Tais ataques se somaram aos dois atentados em Moscou e outro em Kizliar (Daguestão), que matou 10 policiais, sendo 9 deles oficiais.

Correm informes de que as autoridades russas estão investigando a possibilidade dos ataques no metrô moscovita terem sido levadas a cabo por uma célula extremista composta por 15 indivíduos. Segundo o FSB – o Serviço Federal de Investigações -, um líder radical chamado Buriatsky (já morto pelas forças de segurança) e associado a um atentado ao trem que liga Moscou a S. Petersburgo, em novembro passado. Na ocasião, houve 26 mortos e mais de 100 feridos.

Sua morte no início de março deste ano seria assim a motivação para os ataques em Moscou.

Sobre as “viúvas-negras”, enquanto fenômeno social que me referi em post anterior, a jornalista Yulia Yuzki, em trabalho de 2003, afirmava que elas não são motivadas por razões religiosas. Na verdade, segunda ela, apenas 1 em 10 se explodiam por idealismo; as demais haviam sido drogadas ou manipuladas com o uso de psicotrópicos. E vai mais além, apontando a falta de tato das autoridades russas para lidar com os desistentes. Ela cita o caso de Zarema Mukikoieva que apesar de delatar nomes e locais de atuação extremistas, ainda sim acabou condenada a 20 anos de prisão em julho de 2003.
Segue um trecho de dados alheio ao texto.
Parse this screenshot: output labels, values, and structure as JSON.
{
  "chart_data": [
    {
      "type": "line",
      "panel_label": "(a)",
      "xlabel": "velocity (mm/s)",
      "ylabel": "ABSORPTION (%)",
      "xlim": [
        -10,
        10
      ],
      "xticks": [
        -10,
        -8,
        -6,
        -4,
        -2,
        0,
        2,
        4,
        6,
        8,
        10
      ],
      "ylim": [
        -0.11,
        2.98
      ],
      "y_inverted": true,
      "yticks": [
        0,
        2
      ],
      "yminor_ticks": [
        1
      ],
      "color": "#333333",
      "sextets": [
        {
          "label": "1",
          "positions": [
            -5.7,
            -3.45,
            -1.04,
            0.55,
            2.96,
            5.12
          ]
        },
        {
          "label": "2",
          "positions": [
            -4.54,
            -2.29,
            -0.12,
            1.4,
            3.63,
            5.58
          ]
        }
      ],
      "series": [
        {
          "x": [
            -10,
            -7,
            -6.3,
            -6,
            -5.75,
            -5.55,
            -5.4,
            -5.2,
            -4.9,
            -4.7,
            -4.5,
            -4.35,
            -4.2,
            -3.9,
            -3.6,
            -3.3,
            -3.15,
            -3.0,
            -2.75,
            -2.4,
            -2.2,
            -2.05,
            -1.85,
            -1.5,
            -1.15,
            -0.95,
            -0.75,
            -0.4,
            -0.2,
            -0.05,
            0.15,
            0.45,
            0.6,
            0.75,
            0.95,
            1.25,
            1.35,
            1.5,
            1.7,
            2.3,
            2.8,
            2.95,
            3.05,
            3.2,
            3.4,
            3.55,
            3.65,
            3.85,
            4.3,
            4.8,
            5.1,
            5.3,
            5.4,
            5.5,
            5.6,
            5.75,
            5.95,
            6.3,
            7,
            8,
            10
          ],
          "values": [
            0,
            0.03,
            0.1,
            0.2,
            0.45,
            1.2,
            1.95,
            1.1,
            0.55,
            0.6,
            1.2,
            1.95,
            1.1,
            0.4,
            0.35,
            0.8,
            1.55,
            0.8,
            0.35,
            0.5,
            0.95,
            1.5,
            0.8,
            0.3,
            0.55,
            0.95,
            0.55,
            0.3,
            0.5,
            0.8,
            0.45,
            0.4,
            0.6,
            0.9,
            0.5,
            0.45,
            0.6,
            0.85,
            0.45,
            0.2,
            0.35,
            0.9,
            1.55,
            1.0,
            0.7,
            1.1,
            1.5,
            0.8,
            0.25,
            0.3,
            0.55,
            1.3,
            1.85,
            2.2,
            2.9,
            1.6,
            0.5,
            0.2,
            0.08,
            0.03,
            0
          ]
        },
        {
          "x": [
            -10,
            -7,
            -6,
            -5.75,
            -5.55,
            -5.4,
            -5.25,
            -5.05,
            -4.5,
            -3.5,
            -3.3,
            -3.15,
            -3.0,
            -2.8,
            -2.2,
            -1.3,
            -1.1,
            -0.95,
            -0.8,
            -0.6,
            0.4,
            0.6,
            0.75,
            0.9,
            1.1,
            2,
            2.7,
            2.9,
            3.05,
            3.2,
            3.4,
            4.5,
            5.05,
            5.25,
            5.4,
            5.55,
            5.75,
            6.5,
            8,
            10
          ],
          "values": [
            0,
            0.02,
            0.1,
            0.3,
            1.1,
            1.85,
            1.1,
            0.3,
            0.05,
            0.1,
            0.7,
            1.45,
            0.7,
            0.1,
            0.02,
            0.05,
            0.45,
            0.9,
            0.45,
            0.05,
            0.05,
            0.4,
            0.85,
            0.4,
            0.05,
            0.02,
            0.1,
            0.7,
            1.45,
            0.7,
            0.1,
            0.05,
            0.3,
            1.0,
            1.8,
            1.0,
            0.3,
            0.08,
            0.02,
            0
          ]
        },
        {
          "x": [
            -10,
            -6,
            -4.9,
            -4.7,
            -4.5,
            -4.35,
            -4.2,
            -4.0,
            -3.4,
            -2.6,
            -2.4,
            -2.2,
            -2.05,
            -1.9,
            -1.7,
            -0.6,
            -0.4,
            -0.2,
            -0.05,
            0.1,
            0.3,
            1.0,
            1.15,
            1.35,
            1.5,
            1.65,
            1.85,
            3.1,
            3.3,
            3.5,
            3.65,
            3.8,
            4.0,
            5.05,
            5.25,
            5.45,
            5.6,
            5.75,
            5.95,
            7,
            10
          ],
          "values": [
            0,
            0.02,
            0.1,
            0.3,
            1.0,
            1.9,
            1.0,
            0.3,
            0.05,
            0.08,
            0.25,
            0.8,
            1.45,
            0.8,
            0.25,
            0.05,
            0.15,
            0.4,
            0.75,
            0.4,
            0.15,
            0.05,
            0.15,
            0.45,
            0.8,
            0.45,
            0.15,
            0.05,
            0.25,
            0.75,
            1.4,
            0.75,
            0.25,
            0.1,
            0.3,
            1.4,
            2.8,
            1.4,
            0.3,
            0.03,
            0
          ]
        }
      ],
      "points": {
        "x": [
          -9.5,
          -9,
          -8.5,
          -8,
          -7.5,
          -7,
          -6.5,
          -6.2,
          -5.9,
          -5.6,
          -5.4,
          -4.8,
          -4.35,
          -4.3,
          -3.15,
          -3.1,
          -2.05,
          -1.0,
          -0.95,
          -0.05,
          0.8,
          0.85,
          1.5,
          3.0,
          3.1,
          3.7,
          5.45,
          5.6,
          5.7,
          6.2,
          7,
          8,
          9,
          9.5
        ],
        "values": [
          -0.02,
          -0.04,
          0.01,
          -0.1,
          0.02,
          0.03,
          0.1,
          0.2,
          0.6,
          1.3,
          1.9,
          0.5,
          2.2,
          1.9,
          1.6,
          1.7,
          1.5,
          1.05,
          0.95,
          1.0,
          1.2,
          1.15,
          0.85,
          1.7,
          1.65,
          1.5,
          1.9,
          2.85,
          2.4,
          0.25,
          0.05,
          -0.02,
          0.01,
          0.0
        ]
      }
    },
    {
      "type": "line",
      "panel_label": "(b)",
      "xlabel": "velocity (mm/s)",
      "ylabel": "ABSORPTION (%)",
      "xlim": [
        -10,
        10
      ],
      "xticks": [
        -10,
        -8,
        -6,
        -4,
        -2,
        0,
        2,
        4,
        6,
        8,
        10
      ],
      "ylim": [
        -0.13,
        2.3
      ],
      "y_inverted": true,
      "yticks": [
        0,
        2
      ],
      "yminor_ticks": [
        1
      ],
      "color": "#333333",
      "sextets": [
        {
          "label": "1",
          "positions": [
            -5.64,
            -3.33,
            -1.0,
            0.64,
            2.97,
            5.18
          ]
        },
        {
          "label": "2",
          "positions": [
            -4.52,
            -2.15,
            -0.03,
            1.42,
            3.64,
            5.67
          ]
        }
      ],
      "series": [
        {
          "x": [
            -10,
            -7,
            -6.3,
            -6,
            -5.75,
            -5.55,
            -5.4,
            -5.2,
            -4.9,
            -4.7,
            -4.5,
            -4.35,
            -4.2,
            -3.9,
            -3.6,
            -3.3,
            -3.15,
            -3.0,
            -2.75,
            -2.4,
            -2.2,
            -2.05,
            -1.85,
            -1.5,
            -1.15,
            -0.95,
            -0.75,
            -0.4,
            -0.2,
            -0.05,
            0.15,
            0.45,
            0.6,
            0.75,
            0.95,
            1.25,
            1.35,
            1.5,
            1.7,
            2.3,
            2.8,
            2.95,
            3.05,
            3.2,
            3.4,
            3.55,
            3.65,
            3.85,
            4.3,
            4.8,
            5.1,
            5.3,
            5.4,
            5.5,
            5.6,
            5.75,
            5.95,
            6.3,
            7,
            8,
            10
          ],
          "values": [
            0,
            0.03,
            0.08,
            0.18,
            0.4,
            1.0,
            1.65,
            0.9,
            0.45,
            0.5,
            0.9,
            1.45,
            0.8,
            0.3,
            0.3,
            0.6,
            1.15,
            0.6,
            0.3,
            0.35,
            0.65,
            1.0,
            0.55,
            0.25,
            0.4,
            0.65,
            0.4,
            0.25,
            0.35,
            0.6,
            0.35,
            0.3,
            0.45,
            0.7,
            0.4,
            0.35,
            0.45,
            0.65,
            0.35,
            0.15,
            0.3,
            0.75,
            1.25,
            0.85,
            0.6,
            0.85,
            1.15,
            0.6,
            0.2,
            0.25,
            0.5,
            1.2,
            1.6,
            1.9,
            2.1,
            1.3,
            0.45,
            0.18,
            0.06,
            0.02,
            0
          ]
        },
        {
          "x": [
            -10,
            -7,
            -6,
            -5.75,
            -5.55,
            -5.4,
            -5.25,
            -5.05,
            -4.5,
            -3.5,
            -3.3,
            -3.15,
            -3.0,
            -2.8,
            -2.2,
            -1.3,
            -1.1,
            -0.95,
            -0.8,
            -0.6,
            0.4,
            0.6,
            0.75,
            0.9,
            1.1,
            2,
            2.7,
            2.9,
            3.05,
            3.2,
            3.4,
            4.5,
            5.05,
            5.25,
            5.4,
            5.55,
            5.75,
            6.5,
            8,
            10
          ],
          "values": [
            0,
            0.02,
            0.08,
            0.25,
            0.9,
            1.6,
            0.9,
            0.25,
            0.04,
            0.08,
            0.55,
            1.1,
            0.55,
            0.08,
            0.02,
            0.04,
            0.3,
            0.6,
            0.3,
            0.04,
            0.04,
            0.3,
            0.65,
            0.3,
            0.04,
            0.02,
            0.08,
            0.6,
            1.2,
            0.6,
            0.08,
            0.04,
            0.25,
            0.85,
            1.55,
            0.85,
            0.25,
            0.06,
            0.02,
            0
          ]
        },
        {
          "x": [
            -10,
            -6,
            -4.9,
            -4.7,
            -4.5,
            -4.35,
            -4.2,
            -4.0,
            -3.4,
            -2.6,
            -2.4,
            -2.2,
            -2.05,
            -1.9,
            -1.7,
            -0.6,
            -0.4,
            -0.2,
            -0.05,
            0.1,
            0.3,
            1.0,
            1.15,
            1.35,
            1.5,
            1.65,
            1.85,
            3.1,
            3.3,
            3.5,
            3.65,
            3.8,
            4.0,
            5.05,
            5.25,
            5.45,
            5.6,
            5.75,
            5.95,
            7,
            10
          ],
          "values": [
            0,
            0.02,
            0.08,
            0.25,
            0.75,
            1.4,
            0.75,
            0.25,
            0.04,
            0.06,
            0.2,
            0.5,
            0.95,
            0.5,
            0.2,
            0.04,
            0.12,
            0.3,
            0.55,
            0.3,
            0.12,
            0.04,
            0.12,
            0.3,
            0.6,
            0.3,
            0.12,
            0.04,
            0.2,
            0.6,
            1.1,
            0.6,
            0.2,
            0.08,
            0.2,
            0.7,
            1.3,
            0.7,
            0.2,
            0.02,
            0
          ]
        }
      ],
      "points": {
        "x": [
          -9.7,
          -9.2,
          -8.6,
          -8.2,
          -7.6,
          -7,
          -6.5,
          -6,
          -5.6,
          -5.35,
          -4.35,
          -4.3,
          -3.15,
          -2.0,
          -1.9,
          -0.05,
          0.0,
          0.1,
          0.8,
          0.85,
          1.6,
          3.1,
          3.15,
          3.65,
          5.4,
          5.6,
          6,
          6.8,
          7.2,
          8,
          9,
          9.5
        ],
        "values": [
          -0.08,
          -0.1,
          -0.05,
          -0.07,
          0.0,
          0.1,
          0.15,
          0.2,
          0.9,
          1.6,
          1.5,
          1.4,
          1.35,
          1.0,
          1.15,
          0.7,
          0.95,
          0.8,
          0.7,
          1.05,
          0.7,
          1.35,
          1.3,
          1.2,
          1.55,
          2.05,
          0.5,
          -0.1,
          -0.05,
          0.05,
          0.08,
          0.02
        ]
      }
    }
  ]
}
A maioria das mulheres nesse tipo de ação terrorista não significou, por outro lado, que elas assumissem posições de lideranças. A origem delas seria, em grande, parte decorrente, das guerras da Chechênia travadas contra o movimento de separatistas não só na região do Cáucaso, mas por toda a região sul da então União Soviética.

O caldeirão de etnias túrquicas continua em efervescência...mesmo assim, o governo Medvedev segue afirmando que o castigo dos terroristas “vai ser duro”.

Grozni, Beslan, Moscou, etc. Os nomes se sucedem, assim como os marcos de uma violência aparentemente interminável.